Bild: Es grünt so grün: Bromeliengewächshaus im Botanischen Garten Dahlem
Berlin taz | Blumen, Bäume, Pilze, Farne: In [1][Berlins Botanischem
Garten] ist alles auf Wachstum angelegt, jedenfalls in den passenden
Jahreszeiten. Aber der einzigartige Pflanzenpark in Dahlem strebt nach
mehr. Als Tochtereinrichtung der Freien Universität will der Botanische
Garten mit angeschlossenem Botanischem Museum auch wissenschaftlich
wachsen.
Dazu hat er ein ambitioniertes „Zukunftskonzept“ entwickelt, das ihn bis
2030 in die erste Liga der Botanikforschungsstätten weltweit führen soll.

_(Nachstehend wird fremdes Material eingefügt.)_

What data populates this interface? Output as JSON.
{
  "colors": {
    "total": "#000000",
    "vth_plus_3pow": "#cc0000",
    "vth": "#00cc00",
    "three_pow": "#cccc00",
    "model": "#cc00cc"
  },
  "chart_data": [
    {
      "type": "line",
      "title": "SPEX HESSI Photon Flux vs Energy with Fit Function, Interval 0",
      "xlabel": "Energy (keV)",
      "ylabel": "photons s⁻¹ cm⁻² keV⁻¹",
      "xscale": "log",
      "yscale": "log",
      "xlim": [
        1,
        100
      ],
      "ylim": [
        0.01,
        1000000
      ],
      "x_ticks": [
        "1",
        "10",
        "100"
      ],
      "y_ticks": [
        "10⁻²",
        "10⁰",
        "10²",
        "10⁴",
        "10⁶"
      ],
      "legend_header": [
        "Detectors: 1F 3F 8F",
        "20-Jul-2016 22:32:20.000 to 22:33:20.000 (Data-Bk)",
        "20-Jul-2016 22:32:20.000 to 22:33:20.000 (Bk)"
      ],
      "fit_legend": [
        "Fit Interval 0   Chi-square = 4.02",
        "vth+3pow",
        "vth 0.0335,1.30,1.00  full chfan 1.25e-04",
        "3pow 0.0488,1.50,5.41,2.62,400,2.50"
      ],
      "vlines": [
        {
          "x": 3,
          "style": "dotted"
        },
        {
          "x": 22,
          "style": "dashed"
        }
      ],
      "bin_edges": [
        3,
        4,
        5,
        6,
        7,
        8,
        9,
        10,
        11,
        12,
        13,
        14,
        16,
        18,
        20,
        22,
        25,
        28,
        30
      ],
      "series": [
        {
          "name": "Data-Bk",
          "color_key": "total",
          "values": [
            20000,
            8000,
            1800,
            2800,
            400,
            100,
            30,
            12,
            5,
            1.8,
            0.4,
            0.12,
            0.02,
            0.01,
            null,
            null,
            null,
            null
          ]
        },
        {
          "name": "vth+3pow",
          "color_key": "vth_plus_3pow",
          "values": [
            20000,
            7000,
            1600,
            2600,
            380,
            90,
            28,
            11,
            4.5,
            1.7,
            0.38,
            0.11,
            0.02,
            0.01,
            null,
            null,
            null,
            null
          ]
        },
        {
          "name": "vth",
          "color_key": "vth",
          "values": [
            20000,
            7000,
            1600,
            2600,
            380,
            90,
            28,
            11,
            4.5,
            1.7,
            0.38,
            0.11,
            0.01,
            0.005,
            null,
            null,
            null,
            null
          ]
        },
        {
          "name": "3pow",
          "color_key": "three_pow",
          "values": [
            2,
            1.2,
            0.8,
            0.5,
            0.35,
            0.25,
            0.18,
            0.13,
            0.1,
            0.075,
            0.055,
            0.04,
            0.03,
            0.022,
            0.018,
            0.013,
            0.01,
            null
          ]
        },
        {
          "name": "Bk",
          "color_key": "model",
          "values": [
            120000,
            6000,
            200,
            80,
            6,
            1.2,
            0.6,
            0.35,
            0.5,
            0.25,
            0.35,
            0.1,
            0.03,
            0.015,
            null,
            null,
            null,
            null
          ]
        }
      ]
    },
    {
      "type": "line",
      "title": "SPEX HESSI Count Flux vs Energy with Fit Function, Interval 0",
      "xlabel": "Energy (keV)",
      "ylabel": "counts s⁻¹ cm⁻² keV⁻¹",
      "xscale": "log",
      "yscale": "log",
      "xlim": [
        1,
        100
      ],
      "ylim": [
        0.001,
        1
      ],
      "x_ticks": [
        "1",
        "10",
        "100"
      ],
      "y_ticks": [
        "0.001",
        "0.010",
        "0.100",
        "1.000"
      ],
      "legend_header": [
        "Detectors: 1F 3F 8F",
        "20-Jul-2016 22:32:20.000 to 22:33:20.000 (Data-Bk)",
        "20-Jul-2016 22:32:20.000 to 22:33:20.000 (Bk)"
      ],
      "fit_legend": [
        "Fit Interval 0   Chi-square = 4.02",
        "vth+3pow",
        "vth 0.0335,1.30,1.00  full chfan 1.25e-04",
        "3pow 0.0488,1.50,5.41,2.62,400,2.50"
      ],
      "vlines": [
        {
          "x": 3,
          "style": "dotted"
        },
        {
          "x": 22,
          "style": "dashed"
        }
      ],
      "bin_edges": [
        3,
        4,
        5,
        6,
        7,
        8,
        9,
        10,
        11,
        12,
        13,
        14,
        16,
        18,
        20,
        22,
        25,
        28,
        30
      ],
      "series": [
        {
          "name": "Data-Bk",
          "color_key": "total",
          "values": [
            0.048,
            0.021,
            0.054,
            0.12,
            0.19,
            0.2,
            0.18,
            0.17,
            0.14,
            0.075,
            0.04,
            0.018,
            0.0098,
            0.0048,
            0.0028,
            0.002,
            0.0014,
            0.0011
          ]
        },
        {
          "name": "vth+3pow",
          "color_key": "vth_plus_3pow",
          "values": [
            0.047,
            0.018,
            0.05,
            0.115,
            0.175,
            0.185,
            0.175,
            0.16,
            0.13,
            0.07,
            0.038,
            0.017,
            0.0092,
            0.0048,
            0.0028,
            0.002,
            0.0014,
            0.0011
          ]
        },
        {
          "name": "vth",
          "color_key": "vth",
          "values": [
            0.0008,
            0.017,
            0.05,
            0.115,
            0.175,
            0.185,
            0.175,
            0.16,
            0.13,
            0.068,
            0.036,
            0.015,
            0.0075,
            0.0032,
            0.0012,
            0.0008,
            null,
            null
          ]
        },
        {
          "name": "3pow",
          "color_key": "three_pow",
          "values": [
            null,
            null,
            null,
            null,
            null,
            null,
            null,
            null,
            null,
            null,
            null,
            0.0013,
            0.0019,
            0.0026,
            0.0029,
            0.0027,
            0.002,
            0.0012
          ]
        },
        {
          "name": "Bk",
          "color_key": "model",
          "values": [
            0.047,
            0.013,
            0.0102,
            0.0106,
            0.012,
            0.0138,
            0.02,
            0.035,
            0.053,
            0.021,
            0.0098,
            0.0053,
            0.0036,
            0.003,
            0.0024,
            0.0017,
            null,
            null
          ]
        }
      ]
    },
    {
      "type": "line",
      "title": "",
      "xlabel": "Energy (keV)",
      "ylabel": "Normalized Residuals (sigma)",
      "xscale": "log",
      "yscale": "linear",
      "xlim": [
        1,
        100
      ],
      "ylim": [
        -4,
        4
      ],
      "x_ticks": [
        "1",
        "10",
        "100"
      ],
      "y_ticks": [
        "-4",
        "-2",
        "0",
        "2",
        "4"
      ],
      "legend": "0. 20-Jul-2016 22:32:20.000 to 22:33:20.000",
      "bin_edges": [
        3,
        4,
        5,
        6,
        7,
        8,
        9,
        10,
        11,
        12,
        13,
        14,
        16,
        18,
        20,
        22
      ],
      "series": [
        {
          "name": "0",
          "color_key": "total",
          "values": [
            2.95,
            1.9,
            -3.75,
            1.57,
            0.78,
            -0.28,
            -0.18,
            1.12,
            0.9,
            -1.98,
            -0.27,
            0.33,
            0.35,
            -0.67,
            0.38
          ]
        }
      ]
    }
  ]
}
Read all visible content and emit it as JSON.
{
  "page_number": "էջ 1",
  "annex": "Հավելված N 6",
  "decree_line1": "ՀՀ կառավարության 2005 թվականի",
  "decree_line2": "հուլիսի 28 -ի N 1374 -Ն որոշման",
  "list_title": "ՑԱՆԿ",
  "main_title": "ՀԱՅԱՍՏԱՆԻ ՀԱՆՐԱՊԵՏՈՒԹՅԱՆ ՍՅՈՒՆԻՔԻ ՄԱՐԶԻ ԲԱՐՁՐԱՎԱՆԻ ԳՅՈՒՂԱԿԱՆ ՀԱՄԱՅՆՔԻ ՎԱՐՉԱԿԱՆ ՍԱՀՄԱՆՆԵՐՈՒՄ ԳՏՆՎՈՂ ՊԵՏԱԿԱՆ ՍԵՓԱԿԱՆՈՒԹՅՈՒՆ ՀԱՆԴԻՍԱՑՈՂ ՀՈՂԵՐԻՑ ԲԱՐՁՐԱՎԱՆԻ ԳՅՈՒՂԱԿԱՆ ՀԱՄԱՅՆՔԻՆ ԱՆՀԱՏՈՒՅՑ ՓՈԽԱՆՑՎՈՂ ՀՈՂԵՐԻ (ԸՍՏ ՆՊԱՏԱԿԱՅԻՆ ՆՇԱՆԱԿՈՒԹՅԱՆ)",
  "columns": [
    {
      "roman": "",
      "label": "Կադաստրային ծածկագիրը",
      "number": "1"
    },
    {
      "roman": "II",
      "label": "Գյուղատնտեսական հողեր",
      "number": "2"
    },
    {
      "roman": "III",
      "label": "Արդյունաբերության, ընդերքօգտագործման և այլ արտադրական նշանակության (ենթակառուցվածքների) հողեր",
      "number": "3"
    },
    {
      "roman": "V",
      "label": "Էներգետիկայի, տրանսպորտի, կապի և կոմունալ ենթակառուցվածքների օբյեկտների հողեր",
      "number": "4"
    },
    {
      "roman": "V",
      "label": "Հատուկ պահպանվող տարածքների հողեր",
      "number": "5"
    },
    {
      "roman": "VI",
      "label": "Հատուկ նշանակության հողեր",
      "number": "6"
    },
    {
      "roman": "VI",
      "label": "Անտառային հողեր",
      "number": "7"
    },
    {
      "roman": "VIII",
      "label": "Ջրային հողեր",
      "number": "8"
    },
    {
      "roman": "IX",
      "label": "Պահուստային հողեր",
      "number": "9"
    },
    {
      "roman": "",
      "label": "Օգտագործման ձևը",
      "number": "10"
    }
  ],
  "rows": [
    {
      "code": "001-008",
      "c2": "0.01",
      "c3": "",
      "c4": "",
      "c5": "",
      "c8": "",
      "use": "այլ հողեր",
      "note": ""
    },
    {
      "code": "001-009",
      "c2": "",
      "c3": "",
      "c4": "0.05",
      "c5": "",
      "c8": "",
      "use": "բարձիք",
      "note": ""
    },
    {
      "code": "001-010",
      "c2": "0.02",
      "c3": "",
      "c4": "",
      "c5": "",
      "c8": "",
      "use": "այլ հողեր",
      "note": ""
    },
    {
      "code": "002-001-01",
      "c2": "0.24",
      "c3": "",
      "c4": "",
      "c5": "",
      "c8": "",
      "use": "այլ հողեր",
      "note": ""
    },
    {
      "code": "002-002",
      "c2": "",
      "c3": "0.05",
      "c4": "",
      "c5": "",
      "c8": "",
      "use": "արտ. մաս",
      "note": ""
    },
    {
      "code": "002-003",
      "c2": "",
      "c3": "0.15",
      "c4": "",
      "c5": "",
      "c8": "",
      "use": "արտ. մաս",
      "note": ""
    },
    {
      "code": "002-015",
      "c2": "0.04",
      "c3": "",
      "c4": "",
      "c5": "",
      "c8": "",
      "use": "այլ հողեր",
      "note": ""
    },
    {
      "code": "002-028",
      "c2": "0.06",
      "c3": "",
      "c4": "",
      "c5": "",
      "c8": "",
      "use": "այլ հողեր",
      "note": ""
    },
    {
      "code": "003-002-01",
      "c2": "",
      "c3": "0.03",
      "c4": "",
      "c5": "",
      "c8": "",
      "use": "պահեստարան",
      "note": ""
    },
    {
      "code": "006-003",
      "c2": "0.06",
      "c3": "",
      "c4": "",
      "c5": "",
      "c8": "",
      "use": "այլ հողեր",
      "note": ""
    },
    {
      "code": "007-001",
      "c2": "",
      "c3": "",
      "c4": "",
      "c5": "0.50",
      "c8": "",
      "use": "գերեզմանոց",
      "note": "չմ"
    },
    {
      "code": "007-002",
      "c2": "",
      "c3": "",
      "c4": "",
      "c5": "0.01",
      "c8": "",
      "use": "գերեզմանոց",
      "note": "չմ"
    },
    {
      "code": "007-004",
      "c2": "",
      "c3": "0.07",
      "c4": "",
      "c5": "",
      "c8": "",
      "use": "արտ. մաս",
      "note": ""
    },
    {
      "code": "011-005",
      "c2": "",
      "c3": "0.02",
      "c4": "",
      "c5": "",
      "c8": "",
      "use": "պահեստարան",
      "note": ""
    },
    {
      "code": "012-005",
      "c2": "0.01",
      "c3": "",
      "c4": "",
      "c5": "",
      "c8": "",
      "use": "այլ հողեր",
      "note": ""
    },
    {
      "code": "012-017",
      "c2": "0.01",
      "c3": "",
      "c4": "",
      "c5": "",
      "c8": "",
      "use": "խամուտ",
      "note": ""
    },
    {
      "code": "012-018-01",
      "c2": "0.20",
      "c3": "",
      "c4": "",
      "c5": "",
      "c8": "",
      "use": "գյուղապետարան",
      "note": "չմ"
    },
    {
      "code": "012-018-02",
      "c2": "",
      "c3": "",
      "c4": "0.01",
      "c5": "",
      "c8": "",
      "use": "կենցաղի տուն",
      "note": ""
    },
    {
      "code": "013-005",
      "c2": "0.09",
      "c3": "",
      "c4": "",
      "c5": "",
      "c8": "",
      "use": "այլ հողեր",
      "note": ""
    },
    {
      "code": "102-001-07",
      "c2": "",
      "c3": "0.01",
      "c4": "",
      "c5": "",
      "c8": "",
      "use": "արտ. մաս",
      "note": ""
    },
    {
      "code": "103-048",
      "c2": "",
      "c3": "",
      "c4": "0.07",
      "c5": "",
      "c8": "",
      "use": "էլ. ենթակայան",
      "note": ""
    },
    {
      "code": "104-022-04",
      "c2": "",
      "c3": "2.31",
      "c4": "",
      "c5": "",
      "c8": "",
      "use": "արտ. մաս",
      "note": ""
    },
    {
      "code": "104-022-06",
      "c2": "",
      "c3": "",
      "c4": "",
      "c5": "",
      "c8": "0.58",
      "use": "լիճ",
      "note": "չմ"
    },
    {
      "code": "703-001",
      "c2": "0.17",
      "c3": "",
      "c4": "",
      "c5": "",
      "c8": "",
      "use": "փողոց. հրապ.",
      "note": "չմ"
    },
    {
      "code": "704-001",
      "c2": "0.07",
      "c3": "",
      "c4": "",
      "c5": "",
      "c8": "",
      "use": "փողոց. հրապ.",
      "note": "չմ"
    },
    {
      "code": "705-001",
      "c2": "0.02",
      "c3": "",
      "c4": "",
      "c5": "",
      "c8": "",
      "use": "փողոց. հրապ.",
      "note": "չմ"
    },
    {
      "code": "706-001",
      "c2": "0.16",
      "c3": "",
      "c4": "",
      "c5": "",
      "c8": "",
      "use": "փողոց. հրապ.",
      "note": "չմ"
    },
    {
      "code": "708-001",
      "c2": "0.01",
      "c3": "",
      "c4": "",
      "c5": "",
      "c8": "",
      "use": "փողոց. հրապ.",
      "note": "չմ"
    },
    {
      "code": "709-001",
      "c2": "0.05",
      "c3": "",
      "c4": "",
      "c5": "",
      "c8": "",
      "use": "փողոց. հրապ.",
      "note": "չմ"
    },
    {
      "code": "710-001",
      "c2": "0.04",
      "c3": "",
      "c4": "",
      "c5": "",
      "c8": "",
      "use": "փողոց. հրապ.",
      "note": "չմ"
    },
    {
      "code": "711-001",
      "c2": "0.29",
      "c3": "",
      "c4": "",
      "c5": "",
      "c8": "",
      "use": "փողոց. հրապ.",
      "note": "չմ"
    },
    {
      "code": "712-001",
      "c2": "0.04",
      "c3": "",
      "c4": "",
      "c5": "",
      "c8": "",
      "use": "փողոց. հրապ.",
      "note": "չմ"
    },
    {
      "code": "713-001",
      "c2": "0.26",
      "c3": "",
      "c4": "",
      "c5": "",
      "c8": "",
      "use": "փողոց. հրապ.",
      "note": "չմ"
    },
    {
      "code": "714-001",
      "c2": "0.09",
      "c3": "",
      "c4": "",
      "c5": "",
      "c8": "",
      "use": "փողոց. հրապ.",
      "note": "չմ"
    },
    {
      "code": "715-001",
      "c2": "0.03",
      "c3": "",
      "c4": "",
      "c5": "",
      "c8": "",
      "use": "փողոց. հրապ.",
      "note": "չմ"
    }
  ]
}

Dabei ist Gartendirektor Thomas Borsch die „Bodenhaftung“ in doppeltem
Sinne wichtig. „Wir wollen, dass der Mensch einen neuen Zugang zur Natur
findet und den Reichtum des Lebens bewahrt“, lautet seine Vision für die
[2][florale Arche Noah]. Im Botanischen Garten werden 20.000
unterschiedliche Pflanzenarten gehegt und gepflegt. Es ist die größte
Einrichtung ihrer Art in Deutschland, die jährlich an die 450.000 Besucher
anzieht. Vor allem das Große Tropenhaus ist zugleich eine
Touristenattraktion des „Hauptstadtgartens“ mit einer Fläche von 43 Hektar
und 23 Kilometern Wegstrecke.
Im Moment wird die gewohnte Ruhe durch Bagger und Baulärm gestört. Große
Umbauarbeiten sind im Gange, innen wie außen. Das Museum erhält eine
energetische Komplettsanierung plus Neugestaltung der Ausstellungsflächen.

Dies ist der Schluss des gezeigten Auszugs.